Ritter himself gives a detailed historical account in Closing the Eye of Horus: The Rise and Fall of "Horus-eye Fractions". Egyptians had two forms of writing, hieratic (cursive) and hieroglyphic (pictographic). Ritter traces the origin of the myth to "“central dogma” of our ideas about Egyptan writing: all hieratic signs go back ultimately to pictographic signs. The idea of organizing hieratic signlists by hieroglyph is one expression of this and, as we have seen, it was precisely in just such a context that the search for the “hieroglyphic originals” of the capacity metrological signs led to the Horus-eye hypothesis". But analysis of documents shows that in Egypt, as in Mesopotamia, numerical and non-numerical signs evolved quite differently. Ritter's view remains the consensus, see e.g. The Mathematics of Egypt, Mesopotamia, China, India, and Islam edited by Katz.
The story begins with Möller's 1911 Hieratische Paläographie ("CSM signs" below are what Ritter calls the "fraction" symbols):
"Möller presents essentially two arguments for the identification of the CSM signs with parts of the completed right eye of Horus: 1° the proximity of some hieratic and some hieroglyphic forms of the signs on two unpublished votive cubits and 2° the visual similarities of the remaining signs, which “can be traced back to parts of the eye”". Peet already called this idea into question in 1923, because "1° the hieratic forms “show but slight resemblance to the parts of the eye” and 2° the hieroglyphic forms are much later, they do not predate Dynasty 18 or, for some forms, Dynasty 20. The frequent use of the hieratic forms in the medical texts leads Peet to speculate that the Horus-eye identification was “an ingenious discovery of some [medical] scribe” since the sacred eye was “so closely connected in Egyptian eyes with healing power.”"
Nonetheless, Gardiner accepted Möller's "strong thesis", as Ritter calls it, in Egyptian Grammar (1927), even reflecting the eye from right to left to make the signs fit.

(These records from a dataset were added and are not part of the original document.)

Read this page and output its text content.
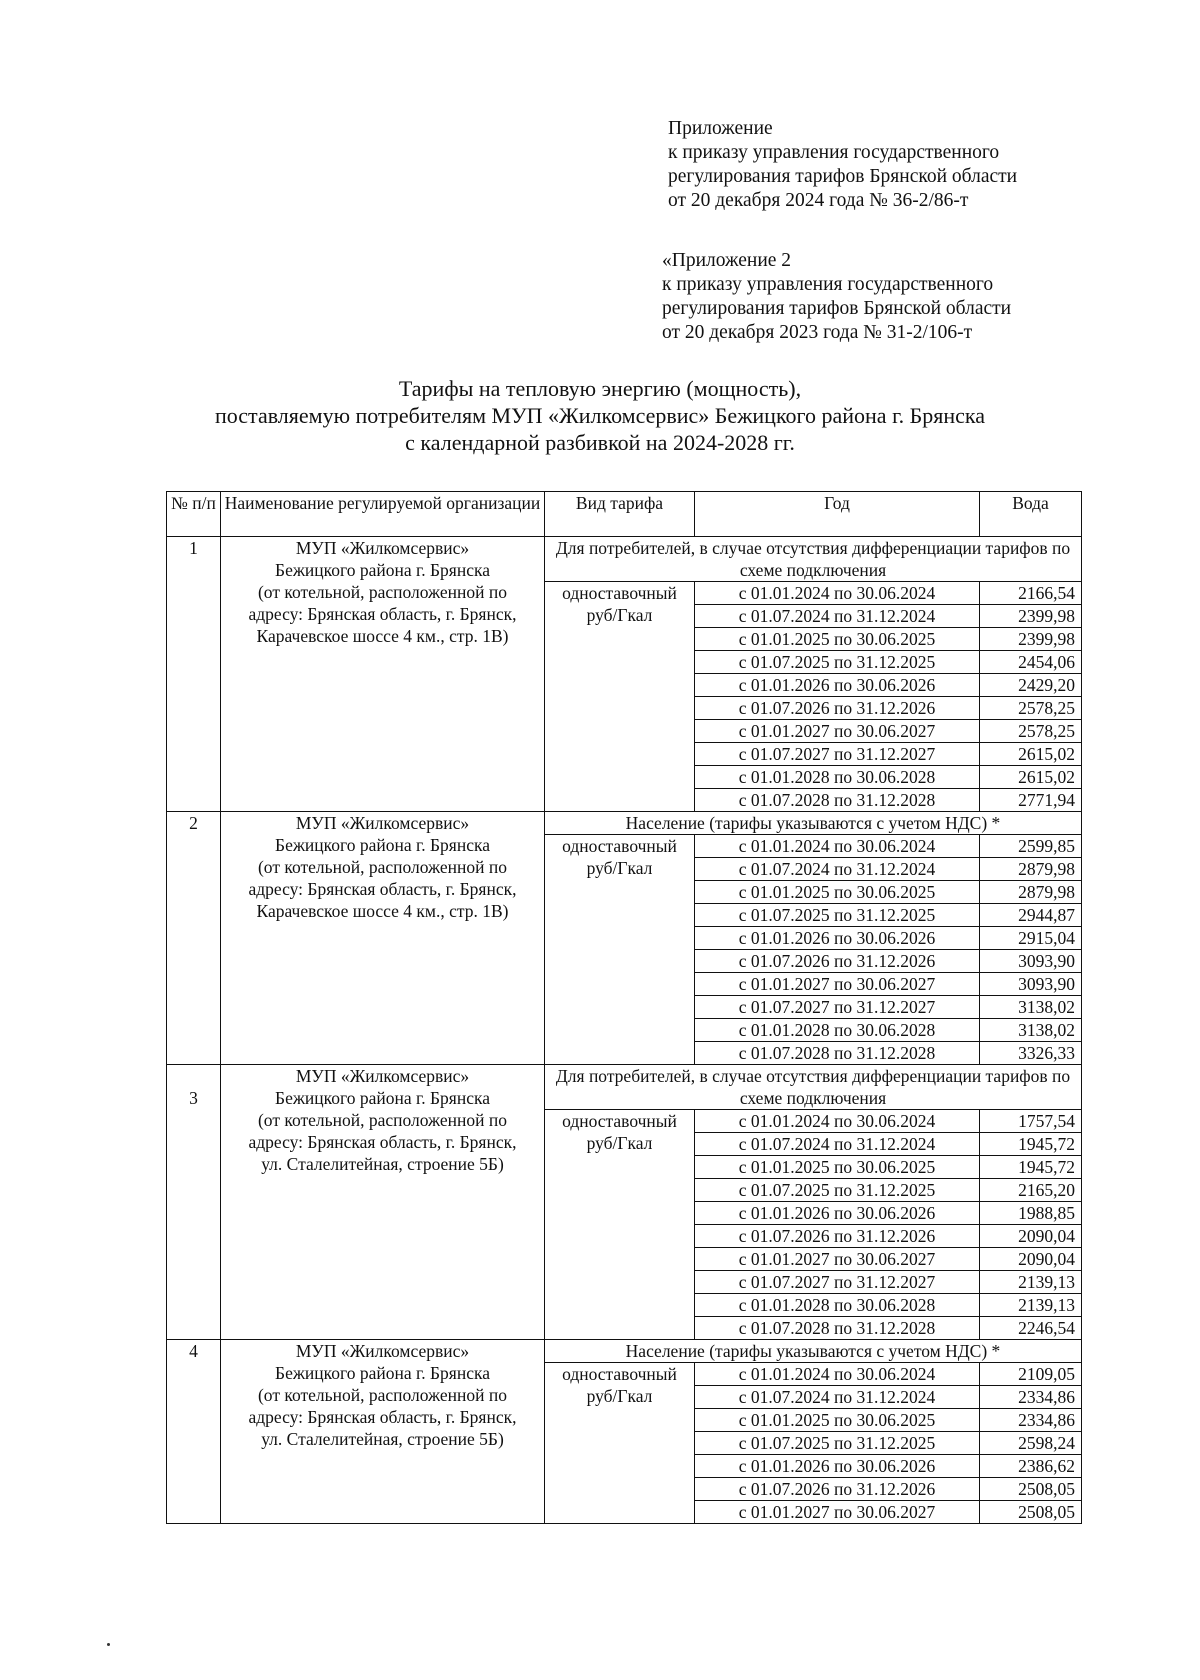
Приложение
к приказу управления государственного
регулирования тарифов Брянской области
от 20 декабря 2024 года № 36-2/86-т
«Приложение 2
к приказу управления государственного
регулирования тарифов Брянской области
от 20 декабря 2023 года № 31-2/106-т
Тарифы на тепловую энергию (мощность),
поставляемую потребителям МУП «Жилкомсервис» Бежицкого района г. Брянска
с календарной разбивкой на 2024-2028 гг.
№ п/п	Наименование регулируемой организации	Вид тарифа	Год	Вода
1	МУП «Жилкомсервис»
Бежицкого района г. Брянска
(от котельной, расположенной по
адресу: Брянская область, г. Брянск,
Карачевское шоссе 4 км., стр. 1В)	Для потребителей, в случае отсутствия дифференциации тарифов по схеме подключения		

		одноставочный
руб/Гкал	с 01.01.2024 по 30.06.2024	2166,54
			с 01.07.2024 по 31.12.2024	2399,98
			с 01.01.2025 по 30.06.2025	2399,98
			с 01.07.2025 по 31.12.2025	2454,06
			с 01.01.2026 по 30.06.2026	2429,20
			с 01.07.2026 по 31.12.2026	2578,25
			с 01.01.2027 по 30.06.2027	2578,25
			с 01.07.2027 по 31.12.2027	2615,02
			с 01.01.2028 по 30.06.2028	2615,02
			с 01.07.2028 по 31.12.2028	2771,94
2	МУП «Жилкомсервис»
Бежицкого района г. Брянска
(от котельной, расположенной по
адресу: Брянская область, г. Брянск,
Карачевское шоссе 4 км., стр. 1В)	Население (тарифы указываются с учетом НДС) *		

		одноставочный
руб/Гкал	с 01.01.2024 по 30.06.2024	2599,85
			с 01.07.2024 по 31.12.2024	2879,98
			с 01.01.2025 по 30.06.2025	2879,98
			с 01.07.2025 по 31.12.2025	2944,87
			с 01.01.2026 по 30.06.2026	2915,04
			с 01.07.2026 по 31.12.2026	3093,90
			с 01.01.2027 по 30.06.2027	3093,90
			с 01.07.2027 по 31.12.2027	3138,02
			с 01.01.2028 по 30.06.2028	3138,02
			с 01.07.2028 по 31.12.2028	3326,33
3	МУП «Жилкомсервис»
Бежицкого района г. Брянска
(от котельной, расположенной по
адресу: Брянская область, г. Брянск,
ул. Сталелитейная, строение 5Б)	Для потребителей, в случае отсутствия дифференциации тарифов по схеме подключения		

		одноставочный
руб/Гкал	с 01.01.2024 по 30.06.2024	1757,54
			с 01.07.2024 по 31.12.2024	1945,72
			с 01.01.2025 по 30.06.2025	1945,72
			с 01.07.2025 по 31.12.2025	2165,20
			с 01.01.2026 по 30.06.2026	1988,85
			с 01.07.2026 по 31.12.2026	2090,04
			с 01.01.2027 по 30.06.2027	2090,04
			с 01.07.2027 по 31.12.2027	2139,13
			с 01.01.2028 по 30.06.2028	2139,13
			с 01.07.2028 по 31.12.2028	2246,54
4	МУП «Жилкомсервис»
Бежицкого района г. Брянска
(от котельной, расположенной по
адресу: Брянская область, г. Брянск,
ул. Сталелитейная, строение 5Б)	Население (тарифы указываются с учетом НДС) *		

		одноставочный
руб/Гкал	с 01.01.2024 по 30.06.2024	2109,05
			с 01.07.2024 по 31.12.2024	2334,86
			с 01.01.2025 по 30.06.2025	2334,86
			с 01.07.2025 по 31.12.2025	2598,24
			с 01.01.2026 по 30.06.2026	2386,62
			с 01.07.2026 по 31.12.2026	2508,05
			с 01.01.2027 по 30.06.2027	2508,05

After the publication of Moscow papyrus in 1930 Neugebauer objected to that, and pointed out that there was little resemblance in 1/16 and 1/32, arriving at Peet's "weak thesis" that identification was of "late date".
Still, "...by the beginning of the nineteen-thirties, the Horus-eye interpretation had entered the two canonical grammars and, especially in the form given to it by Gardiner, was to become the standard interpretation for Egyptologists and historians of science in the succeeding decades. This was true very early; indeed neither Struve nor Neugebauer nor Vogel cites Möller’s article but only Gardiner".
Things changed after publication of new documents in 1960-1970s, including those unpublished by Möller, and a new look in their light at the old documents. Ritter gives a detailed discussion, summarized as follows:
"The trend of the evidence of third-millennium sign forms that have accumulated since the end of the debate in the nineteen-thirties is clear. The further back we go the further the hieratic signs diverge from their supposed Horus-eye counterparts. The inconsistency between the hieratic signs for “1/16” and “1/32” and their purported hieroglyphic originals, already signaled by Neugebauer..., is even greater for the original third-millennium forms and the others reveal similar difficulties. The hieroglyphic “1/2” signs vary widely among themselves and all differ from their New Kingdom descendants".
So much for the strong thesis. And the weak thesis?
"If it, unlike the strong thesis, cannot be ruled out completely, the positive evidence for it seems to be meagre in the extreme... The beginning of the replacement of the special CSM signs by their general fractional equivalents is to be located just at this period when, in the weak thesis, the idea that the classical CSM signs form an important conceptual and religious unity begins its career. The votive cubits that are supposed to enshrine this idea have proven to be much more ambiguous and unclear than foreseen... But even if the cubits did represent an attempt to reinterpret the CSM signs in terms of Horus-eye parts, a speculation in the milieu which produced votive cubits does not automatically mean that “the Egyptians” thought like that; for example, those Egyptians whose task it was to engrave hieroglyphic inscriptions on temple walls. Theological or any other constructs of one community do not necessarily propagate to every other...".